Fiscal Responsibility and Budget Management (FRBM) Act

By Sudheer Kumar K|Updated : November 2nd, 2020

Introduction

The large borrowings of the government during1980s had created difficulty in paying even for two weeks of imports resulting in the economic crisis of 1991. Consequently, Economic reforms were introduced in 1991 and fiscal consolidation was one of the key areas of reforms.
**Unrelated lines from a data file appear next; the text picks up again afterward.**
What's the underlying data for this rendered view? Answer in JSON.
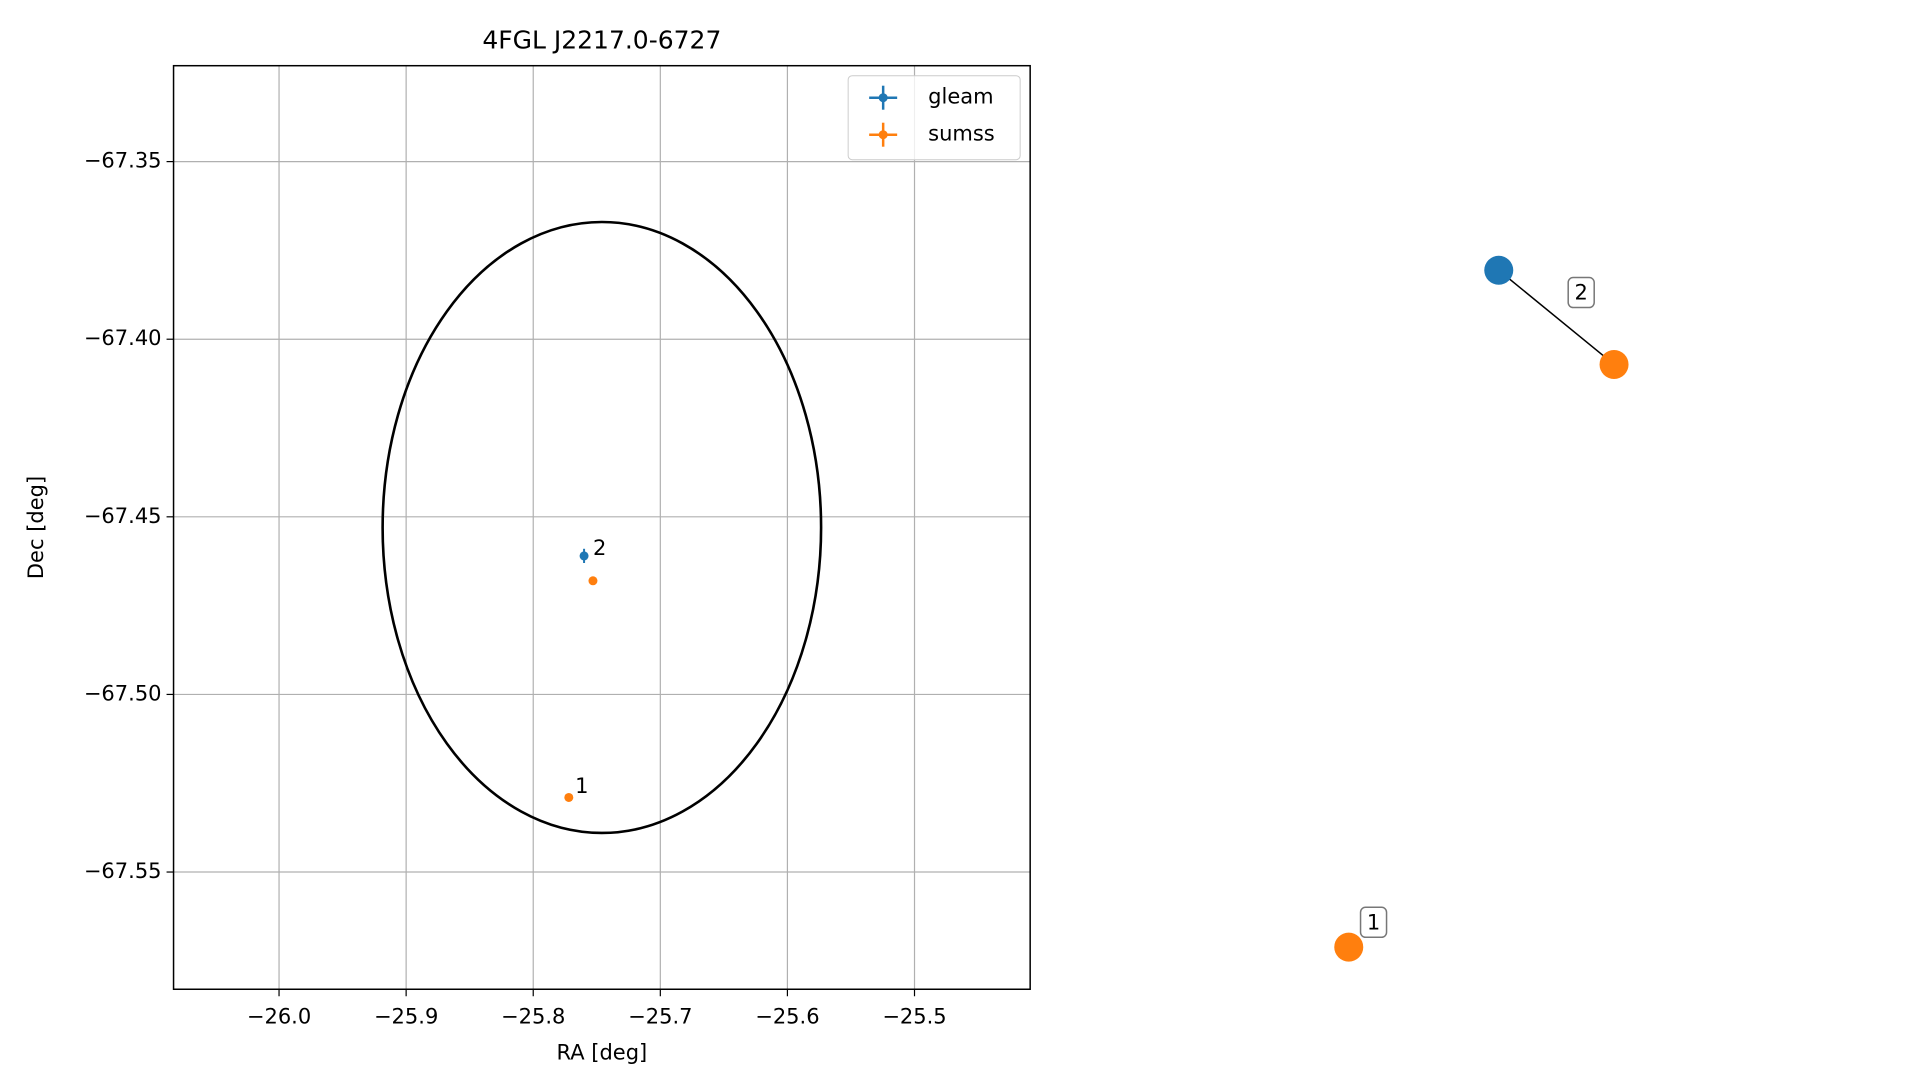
{
  "chart_data": [
    {
      "type": "scatter",
      "title": "4FGL J2217.0-6727",
      "xlabel": "RA [deg]",
      "ylabel": "Dec [deg]",
      "xlim": [
        -26.083,
        -25.409
      ],
      "ylim": [
        -67.583,
        -67.323
      ],
      "xticks": [
        {
          "value": -26.0,
          "label": "−26.0"
        },
        {
          "value": -25.9,
          "label": "−25.9"
        },
        {
          "value": -25.8,
          "label": "−25.8"
        },
        {
          "value": -25.7,
          "label": "−25.7"
        },
        {
          "value": -25.6,
          "label": "−25.6"
        },
        {
          "value": -25.5,
          "label": "−25.5"
        }
      ],
      "yticks": [
        {
          "value": -67.35,
          "label": "−67.35"
        },
        {
          "value": -67.4,
          "label": "−67.40"
        },
        {
          "value": -67.45,
          "label": "−67.45"
        },
        {
          "value": -67.5,
          "label": "−67.50"
        },
        {
          "value": -67.55,
          "label": "−67.55"
        }
      ],
      "grid": true,
      "legend": "upper right",
      "series": [
        {
          "name": "gleam",
          "color": "#1f77b4",
          "x": [
            -25.76
          ],
          "y": [
            -67.461
          ],
          "xerr": [
            0.003
          ],
          "yerr": [
            0.002
          ]
        },
        {
          "name": "sumss",
          "color": "#ff7f0e",
          "x": [
            -25.753,
            -25.772
          ],
          "y": [
            -67.468,
            -67.529
          ],
          "xerr": [
            0.001,
            0.001
          ],
          "yerr": [
            0.001,
            0.001
          ]
        }
      ],
      "annotations": [
        {
          "text": "2",
          "x": -25.753,
          "y": -67.459
        },
        {
          "text": "1",
          "x": -25.767,
          "y": -67.526
        }
      ],
      "ellipse": {
        "center": [
          -25.746,
          -67.453
        ],
        "width": 0.345,
        "height": 0.172,
        "color": "#000000"
      }
    },
    {
      "type": "network",
      "nodes": [
        {
          "color": "#1f77b4"
        },
        {
          "color": "#ff7f0e"
        },
        {
          "color": "#ff7f0e"
        }
      ],
      "edges": [
        {
          "source": 0,
          "target": 1,
          "label": "2"
        },
        {
          "source": 2,
          "target": 2,
          "label": "1"
        }
      ]
    }
  ]
}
Though it was a good start, later the fiscal consolidation faltered after 1997-98. The fiscal deficit started rising after 1997-98. Hence the Central Government introduced the Fiscal Responsibility and Budget Management (FRBM) Act, 2003 to check the deteriorating fiscal situation.

FRBM Act

  • The Act provides a legal institutional framework for fiscal consolidation.
  • The Act seeks to ensure inter-generational equity in fiscal management, long-run macroeconomic stability, better coordination between fiscal and monetary policy, and transparency in the fiscal operation of the Government.
  • It specifies annual reduction targets on the Central government’s fiscal indicators- debt and fiscal deficit etc.
  • It prohibits borrowing by the government from the Reserve Bank of India, thereby, making monetary policy independent of fiscal policy.
    • It restricted the Fiscal deficit to 3% of the GDP.
    • Required complete elimination of Revenue deficit.
  • It requires the government to lay before the parliament three policy statements in each financial year:
    1. Medium Term Fiscal Policy Statement (specifies the annual revenue and fiscal deficit goals over a three-year horizon)
    2. Fiscal Policy Strategy Statement and
    3. Macroeconomic Framework Policy Statement.
  • Escape Clause: As per Section 4(2) of the Act, the Centre can exceed the annual fiscal deficit target under certain exceptional cases:
    • National security
    • War
    • National calamity
    • Collapse of agriculture
    • Structural reforms
    • Decline in real output growth of a quarter by at least three percentage points below the average of the previous four quarters.
  • Centre invoked the escape clause twice so far in the following cases:
  1. The global financial crisis in 2008-09:
    • The government had to stimulate the economy with a huge fiscal deficit (6.2%) against the goal of 2.7%
  2. Budget 2020-21:
    • In 2019-20, the Government reduced Corporate Taxes from 30% to 22%:
    • Government cited this as structural reform and invoked ‘escape clause’ and increased the earlier fiscal deficit reduction target by 0.5% from 3.3% to 3.8% for 2019-20 as permitted by N.K. Singh Committee.
    • Finance Minister also mentioned the revision of the fiscal deficit target from 3% to 3.5% for the year 2020-21.
  • In order to impart fiscal discipline at the state level, the Twelfth Finance Commission incentivised states through conditional debt restructuring and interest rate relief for introducing Fiscal Responsibility Legislations (FRLs). All the states have enacted their own FRLs.
  • The rules for implementing the FRBM Act were notified in July 2004. The rules were amended in 2018, and most recently to the setting of a target of 3.1% for March 2023.
  • NK Singh committee:
    • It was set up in 2016 to recommend that the government should target a fiscal deficit of 3% of the GDP in years up to March 31, 2020, reduce it to 2.8% in 2020-21 and to 2.5% by 2023.
    • It recommended the following targets:
      • Debt-to-GDP ratio of 38.7% for the central government, 20% for the state governments together,
      • Fiscal deficit target of 2.5% of the GDP
      • Revenue deficit of 0.8% reducing 0.25% points each year
      • Steady target of 3% from FY18 to FY20
      • Certain strict 'escape clauses' which will allow the govt. deviate from the target is 0.5%
      • Suggested the setting up of a ‘fiscal council’ an independent body, which monitors the government’s fiscal announcements for any given year.

Conclusion

Any Economy can have different internal and external challenges always but circumventing meeting the fiscal deficit reduction goals showing them as a reason is unwarranted. Also, the Government shall show commitment in implementing the N.K. Singh recommendations.